Re: [PATCH 2/7] ARM: Samsung: update/rewrite Samsung SYSMMU (IOMMU) driver

Arnd Bergmann <arnd@xxxxxxxx> · Thu, 21 Apr 2011 14:00:13 +0200

On Thursday 21 April 2011, Marek Szyprowski wrote:
> On Wednesday, April 20, 2011 6:07 PM Arnd Bergmann wrote:
> > On Wednesday 20 April 2011, Marek Szyprowski wrote:
> > > The only question is how a device can allocate a buffer that will be most
> > > convenient for IOMMU mapping (i.e. will require least entries to map)?
> > >
> > > IOMMU can create a contiguous mapping for ANY set of pages, but it performs
> > > much better if the pages are grouped into 64KiB or 1MiB areas.
> > >
> > > Can device allocate a buffer without mapping it into kernel space?
> > 
> > Not today as far as I know. You can register coherent memory per device
> > using dma_declare_coherent_memory(), which will be used to back
> > dma_alloc_coherent(), but I believe it is always mapped right now.
> 
> This is not exactly what I meant.
> 
> As we have IOMMU, the device driver can access any system memory. However
> the performance will be better if the buffer is composed of larger contiguous
> parts (like 64KiB or 1MiB). I would like to avoid putting logic that manages
> buffer allocation into the device drivers. It would be best if such buffers
> could be allocated by a single call to dma-mapping API.
> 
> Right now there is dma_alloc_coherent() function, which is used by the
> drivers to allocate a contiguous block of memory and map it to DMA addresses.
> With IOMMU implementation it is quite easy to provide a replacement for it
> that will allocate some set of pages and map into device virtual address
> space as a contiguous buffer. 
>
> This will have the advantage that the same multimedia device driver
> will work on both systems - Samsung S5PC110 (without IOMMU) and Exynos4
> (with IOMMU).

Right.

> However dma_alloc_coherent() besides allocating memory also implies some
> particular type of memory mapping for it. IMHO it might be a good idea to
> separate these 2 things (allocation and mapping) somewhere in the future.
> 
> On systems with IOMMU the dma_map_sg() can be also used to create a mapping
> in device virtual address space, but the driver will still need to allocate
> the memory by itself.

Note that dma_map_sg() is the "streaming mapping", which provides a cacheable
buffer all the time, while dma_alloc_coherent() and is the "coherent mapping".

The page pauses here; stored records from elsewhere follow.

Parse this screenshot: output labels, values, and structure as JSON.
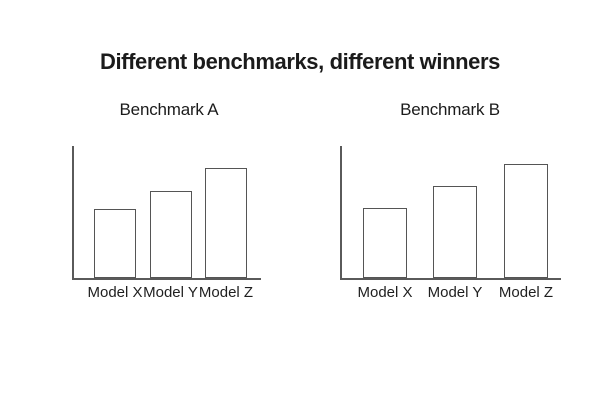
{
  "page": {
    "title": "Different benchmarks, different winners",
    "background": "#ffffff"
  },
  "colors": {
    "text": "#1b1b1b",
    "axis_line": "#5a5a5a",
    "bar_stroke": "#555555",
    "bar_fill": "#ffffff"
  },
  "chart_data": [
    {
      "type": "bar",
      "title": "Benchmark A",
      "categories": [
        "Model X",
        "Model Y",
        "Model Z"
      ],
      "values": [
        52,
        66,
        83
      ],
      "ylim": [
        0,
        100
      ],
      "grid": false,
      "y_ticks_visible": false,
      "legend": "none",
      "bar_style": "white fill, gray outline"
    },
    {
      "type": "bar",
      "title": "Benchmark B",
      "categories": [
        "Model X",
        "Model Y",
        "Model Z"
      ],
      "values": [
        53,
        70,
        86
      ],
      "ylim": [
        0,
        100
      ],
      "grid": false,
      "y_ticks_visible": false,
      "legend": "none",
      "bar_style": "white fill, gray outline"
    }
  ]
}
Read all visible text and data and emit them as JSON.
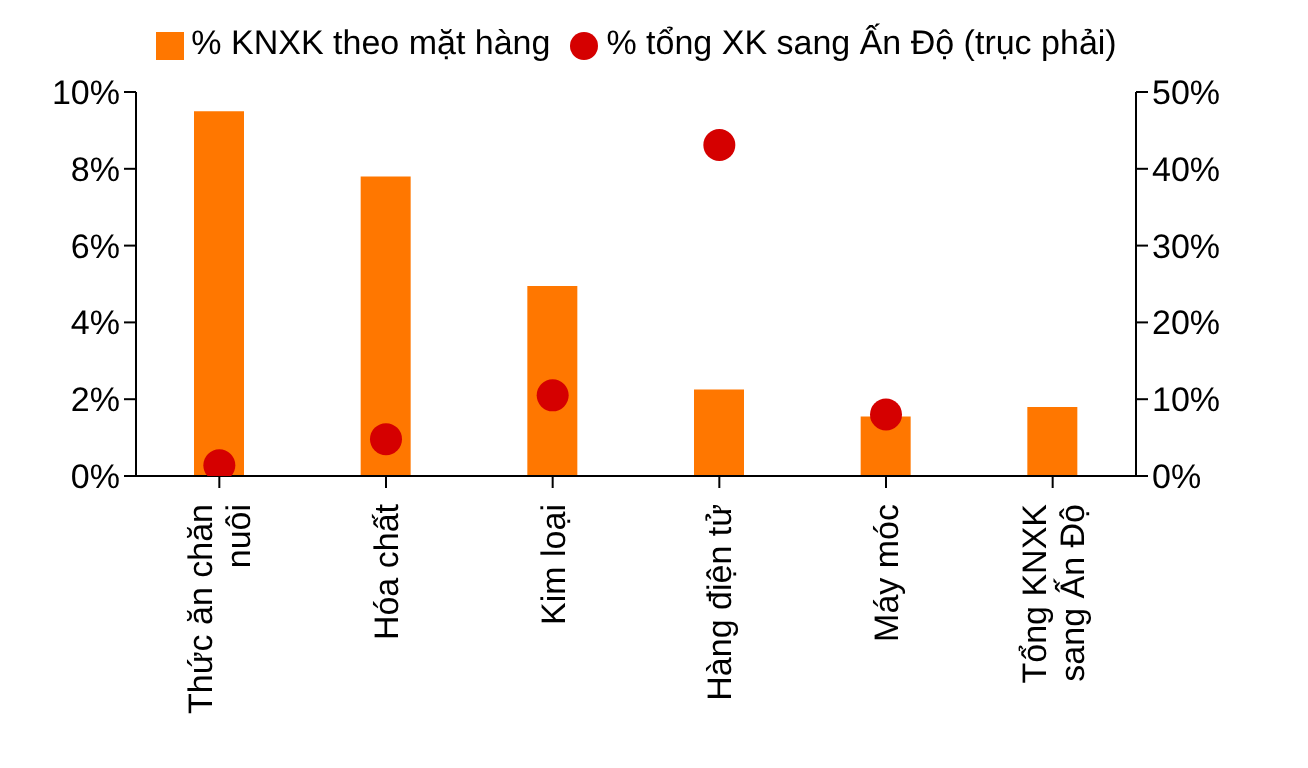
{
  "chart_data": {
    "type": "bar",
    "categories": [
      "Thức ăn chăn nuôi",
      "Hóa chất",
      "Kim loại",
      "Hàng điện tử",
      "Máy móc",
      "Tổng KNXK sang Ấn Độ"
    ],
    "series": [
      {
        "name": "% KNXK theo mặt hàng",
        "color": "#ff7700",
        "values": [
          9.5,
          7.8,
          4.95,
          2.25,
          1.55,
          1.8
        ]
      },
      {
        "name": "% tổng XK sang Ấn Độ (trục phải)",
        "type": "scatter",
        "axis": "y2",
        "color": "#d50000",
        "values": [
          1.4,
          4.8,
          10.5,
          43.1,
          8.0,
          null
        ]
      }
    ],
    "ylim": [
      0,
      10
    ],
    "yticks": [
      {
        "value": 0,
        "label": "0%"
      },
      {
        "value": 2,
        "label": "2%"
      },
      {
        "value": 4,
        "label": "4%"
      },
      {
        "value": 6,
        "label": "6%"
      },
      {
        "value": 8,
        "label": "8%"
      },
      {
        "value": 10,
        "label": "10%"
      }
    ],
    "y2lim": [
      0,
      50
    ],
    "y2ticks": [
      {
        "value": 0,
        "label": "0%"
      },
      {
        "value": 10,
        "label": "10%"
      },
      {
        "value": 20,
        "label": "20%"
      },
      {
        "value": 30,
        "label": "30%"
      },
      {
        "value": 40,
        "label": "40%"
      },
      {
        "value": 50,
        "label": "50%"
      }
    ],
    "legend": "top",
    "grid": false,
    "marker": "circle"
  }
}
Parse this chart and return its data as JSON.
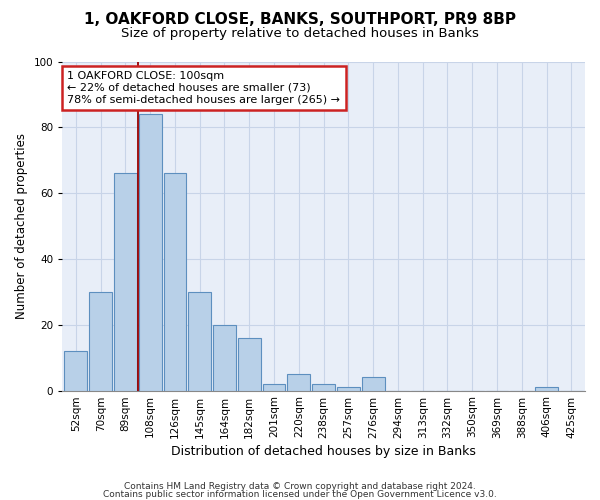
{
  "title1": "1, OAKFORD CLOSE, BANKS, SOUTHPORT, PR9 8BP",
  "title2": "Size of property relative to detached houses in Banks",
  "xlabel": "Distribution of detached houses by size in Banks",
  "ylabel": "Number of detached properties",
  "categories": [
    "52sqm",
    "70sqm",
    "89sqm",
    "108sqm",
    "126sqm",
    "145sqm",
    "164sqm",
    "182sqm",
    "201sqm",
    "220sqm",
    "238sqm",
    "257sqm",
    "276sqm",
    "294sqm",
    "313sqm",
    "332sqm",
    "350sqm",
    "369sqm",
    "388sqm",
    "406sqm",
    "425sqm"
  ],
  "values": [
    12,
    30,
    66,
    84,
    66,
    30,
    20,
    16,
    2,
    5,
    2,
    1,
    4,
    0,
    0,
    0,
    0,
    0,
    0,
    1,
    0
  ],
  "bar_color": "#b8d0e8",
  "bar_edge_color": "#5d8fbf",
  "property_line_x": 2.5,
  "property_line_color": "#990000",
  "annotation_line1": "1 OAKFORD CLOSE: 100sqm",
  "annotation_line2": "← 22% of detached houses are smaller (73)",
  "annotation_line3": "78% of semi-detached houses are larger (265) →",
  "annotation_box_facecolor": "#ffffff",
  "annotation_box_edgecolor": "#cc2222",
  "ylim": [
    0,
    100
  ],
  "yticks": [
    0,
    20,
    40,
    60,
    80,
    100
  ],
  "background_color": "#e8eef8",
  "grid_color": "#c8d4e8",
  "footer1": "Contains HM Land Registry data © Crown copyright and database right 2024.",
  "footer2": "Contains public sector information licensed under the Open Government Licence v3.0.",
  "title1_fontsize": 11,
  "title2_fontsize": 9.5,
  "xlabel_fontsize": 9,
  "ylabel_fontsize": 8.5,
  "tick_fontsize": 7.5,
  "annot_fontsize": 8,
  "footer_fontsize": 6.5
}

There is also dma_alloc_noncoherent(), which you can use to allocate a buffer
for the streaming mapping. This is currently not implemented on ARM, but if
I understand you correctly, adding this would do what you want.

> > Ok, I see. Having one device per channel as you suggested could probably
> > work around this, and it's at least consistent with how you'd represent
> > IOMMUs in the device tree. It is not ideal because it makes the video
> > driver more complex when it now has to deal with multiple struct device
> > that it binds to, but I can't think of any nicer way either.
> 
> Well, this will definitely complicate the codec driver. I wonder if allowing
> the driver to kmalloc(sizeof(struct device))) and copy the relevant data
> from the 'proper' struct device will be better idea. It is still hack but 
> definitely less intrusive for the driver.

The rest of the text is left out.